Finances allowed me to snatch up two more of these Northern African group sounds and...well, although both of these Cee-Dees ain't as straightforwardly energetic as the aforementioned player I find both good 'nuff. Group Inerane's GUITARS FROM AGADEZ CD is a bit thin sounding considering the lack of a bass guitar perhaps but still fine. Coulda done w/o the additional chanting chick singers who sound like they're auditioning for the Master Musicians of Jojouka or the liner notes explaining their kinship with strongman Qaddaffi (who seems to favor the Taureg people's cause which might make him a hero or villain, I dunno), but then again many of you readers were all hotcha on those early-eighties English political rockers and you know what kinda views some of 'em held! Good cheap electric guitar rock that does, if you squint your ears, sound like no wave influenced Cleveland avant-garage practice tapes, though not coming to a small party near you nohow!

Group Bombino's GUITARS FROM AGADEZ VOLUME 2 is another straight to you rarity that should be offered free with a year's subscription to NATIONAL GEOGRAPHIC. The acoustic "dry guitar" playing that makes up for the first half of this disque is good enough, though when Ghoumour Oumara Moctar a.k.a. Bombino plugs in this platter takes on the same high intensity of the rest of electrified Taureg with a smart energetic beat that just can't be shaken off that easily.
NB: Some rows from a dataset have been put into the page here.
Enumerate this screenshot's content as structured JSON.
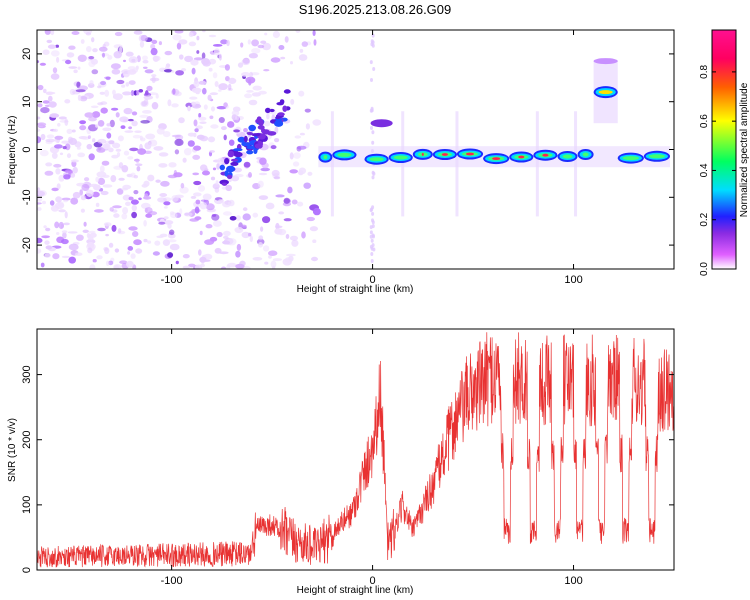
{
  "figure": {
    "title": "S196.2025.213.08.26.G09"
  },
  "chart_data": [
    {
      "type": "heatmap",
      "name": "spectrogram",
      "xlabel": "Height of straight line (km)",
      "ylabel": "Frequency (Hz)",
      "xlim": [
        -167,
        150
      ],
      "ylim": [
        -25,
        25
      ],
      "xticks": [
        -100,
        0,
        100
      ],
      "yticks": [
        -20,
        -10,
        0,
        10,
        20
      ],
      "colorbar": {
        "label": "Normalized spectral amplitude",
        "range": [
          0,
          0.97
        ],
        "ticks": [
          0.0,
          0.2,
          0.4,
          0.6,
          0.8
        ],
        "tick_labels": [
          "0.0",
          "0.2",
          "0.4",
          "0.6",
          "0.8"
        ],
        "colors": [
          "#ffffff",
          "#e060ff",
          "#8a2be2",
          "#2020ff",
          "#00ddff",
          "#00ff60",
          "#ffff00",
          "#ff6000",
          "#ff0060",
          "#ff1090"
        ]
      },
      "noise_region_x": [
        -167,
        -27
      ],
      "rising_track": {
        "x": [
          -75,
          -42
        ],
        "frequency": [
          -5,
          10
        ]
      },
      "carrier_track": {
        "x": [
          -27,
          148
        ],
        "frequency": -1.5
      },
      "upper_segment": {
        "x": [
          -1,
          10
        ],
        "frequency": 5.5
      },
      "high_segment": {
        "x": [
          110,
          122
        ],
        "frequency": 12
      },
      "high_segment_top": {
        "x": [
          110,
          122
        ],
        "frequency": 18.5
      }
    },
    {
      "type": "line",
      "name": "snr",
      "xlabel": "Height of straight line (km)",
      "ylabel": "SNR (10 * v/v)",
      "xlim": [
        -167,
        150
      ],
      "ylim": [
        0,
        370
      ],
      "xticks": [
        -100,
        0,
        100
      ],
      "yticks": [
        0,
        100,
        200,
        300
      ],
      "line_color": "#e83232",
      "envelope": {
        "x": [
          -167,
          -60,
          -58,
          -50,
          -40,
          -27,
          -10,
          0,
          4,
          8,
          15,
          20,
          30,
          40,
          48,
          60,
          80,
          100,
          120,
          150
        ],
        "y": [
          20,
          25,
          65,
          70,
          45,
          35,
          90,
          190,
          270,
          30,
          100,
          60,
          130,
          220,
          270,
          300,
          290,
          290,
          290,
          280
        ]
      },
      "dips_x": [
        67,
        80,
        92,
        103,
        114,
        126,
        139
      ]
    }
  ]
}
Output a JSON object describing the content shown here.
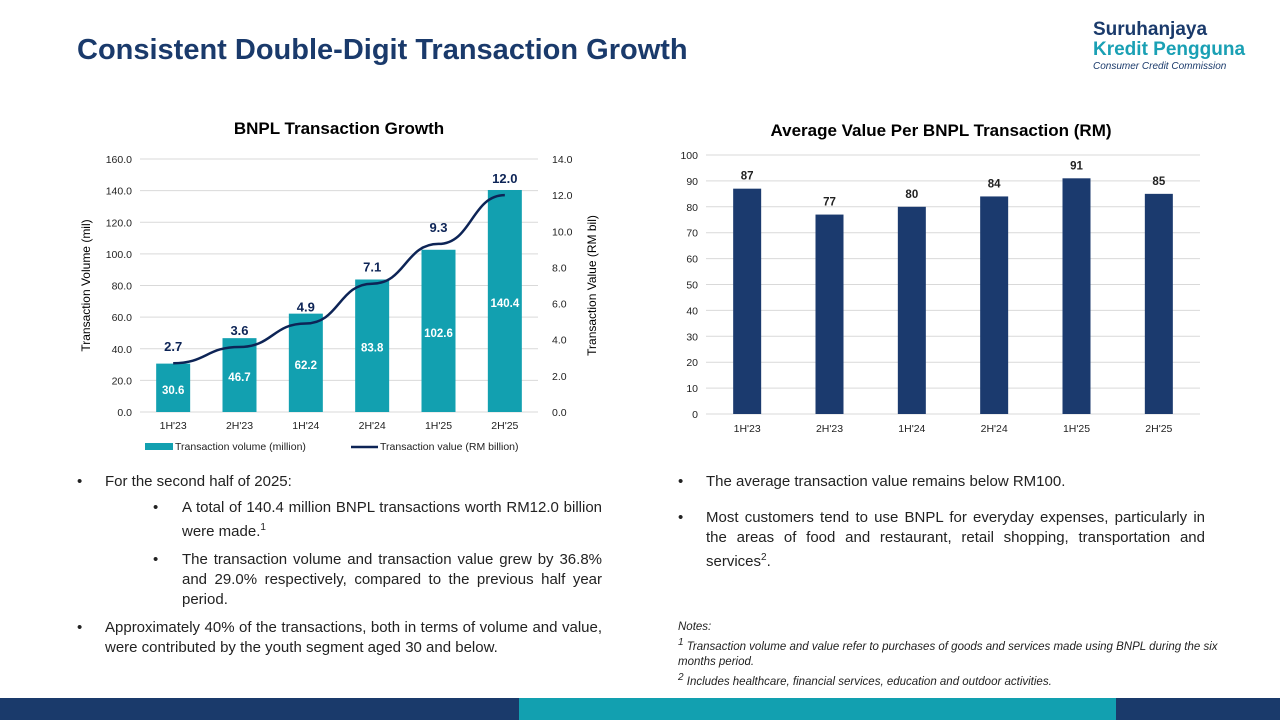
{
  "page": {
    "title": "Consistent Double-Digit Transaction Growth",
    "logo": {
      "line1": "Suruhanjaya",
      "line2": "Kredit Pengguna",
      "line3": "Consumer Credit Commission"
    }
  },
  "colors": {
    "navy": "#1a3a6b",
    "teal": "#12a0b0",
    "bar_navy": "#1b3a6e",
    "line_navy": "#0d2456"
  },
  "chart_data": [
    {
      "type": "bar",
      "title": "BNPL Transaction Growth",
      "categories": [
        "1H'23",
        "2H'23",
        "1H'24",
        "2H'24",
        "1H'25",
        "2H'25"
      ],
      "ylabel": "Transaction Volume (mil)",
      "y2label": "Transaction Value (RM bil)",
      "ylim": [
        0,
        160
      ],
      "y2lim": [
        0,
        14
      ],
      "yticks": [
        "0.0",
        "20.0",
        "40.0",
        "60.0",
        "80.0",
        "100.0",
        "120.0",
        "140.0",
        "160.0"
      ],
      "y2ticks": [
        "0.0",
        "2.0",
        "4.0",
        "6.0",
        "8.0",
        "10.0",
        "12.0",
        "14.0"
      ],
      "legend_position": "bottom",
      "series": [
        {
          "name": "Transaction volume (million)",
          "kind": "bar",
          "axis": "left",
          "values": [
            30.6,
            46.7,
            62.2,
            83.8,
            102.6,
            140.4
          ],
          "labels": [
            "30.6",
            "46.7",
            "62.2",
            "83.8",
            "102.6",
            "140.4"
          ]
        },
        {
          "name": "Transaction value (RM billion)",
          "kind": "line",
          "axis": "right",
          "values": [
            2.7,
            3.6,
            4.9,
            7.1,
            9.3,
            12.0
          ],
          "labels": [
            "2.7",
            "3.6",
            "4.9",
            "7.1",
            "9.3",
            "12.0"
          ]
        }
      ]
    },
    {
      "type": "bar",
      "title": "Average Value Per BNPL Transaction (RM)",
      "categories": [
        "1H'23",
        "2H'23",
        "1H'24",
        "2H'24",
        "1H'25",
        "2H'25"
      ],
      "values": [
        87,
        77,
        80,
        84,
        91,
        85
      ],
      "labels": [
        "87",
        "77",
        "80",
        "84",
        "91",
        "85"
      ],
      "ylim": [
        0,
        100
      ],
      "yticks": [
        "0",
        "10",
        "20",
        "30",
        "40",
        "50",
        "60",
        "70",
        "80",
        "90",
        "100"
      ],
      "grid": true
    }
  ],
  "left_text": {
    "b1": "For the second half of 2025:",
    "s1": "A total of 140.4 million BNPL transactions worth RM12.0 billion were made.",
    "s1_sup": "1",
    "s2": "The transaction volume and transaction value grew by 36.8% and 29.0% respectively, compared to the previous half year period.",
    "b2": "Approximately 40% of the transactions, both in terms of volume and value, were contributed by the youth segment aged 30 and below."
  },
  "right_text": {
    "b1": "The average transaction value remains below RM100.",
    "b2": "Most customers tend to use BNPL for everyday expenses, particularly in the areas of food and restaurant, retail shopping, transportation and services",
    "b2_sup": "2",
    "b2_end": "."
  },
  "notes": {
    "heading": "Notes:",
    "n1_num": "1",
    "n1": " Transaction volume and value refer to purchases of goods and services made using BNPL during the six months period.",
    "n2_num": "2",
    "n2": "  Includes healthcare, financial services, education and outdoor activities."
  }
}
Like the debut Group Inerane platter it might not come up to the primal oomph of VOLUME 3, but they do have that cheap guttural bellow that has made the soundtrack for our lives these past umpteen years/decades and if you're looking for a new kick well, why not give 'em all a try?

1 comment:

song 2 the siren said...

My first Velvets was a cassette of the first one and I HATED it. I was ignorant maybe expecting metallic pre-Ramones punk based on what little I knew. The only Lou I had heard was R&R Animal and that was faaaaaar easier to swallow than The Velvets to a classic rock kid.

It clicked while tripping on acid and somebody was playing it and everybody else wanted to go sit in the sauna but I didn't want to be half-naked with other dudes so I stayed upstairs watching patterns in the carpet moving and listening to side one of the first album over and over and The Velvets finally clicked in my head and they opened up a bigger world.

I kind of blame them and Lou Reed though for a lot of problems I had experimenting with drugs after getting into them and romanticizing smack and oddball sex and romanticizing depression. That's life though. It is what it is, and I'm sure the music just facilitated what was inside of me already.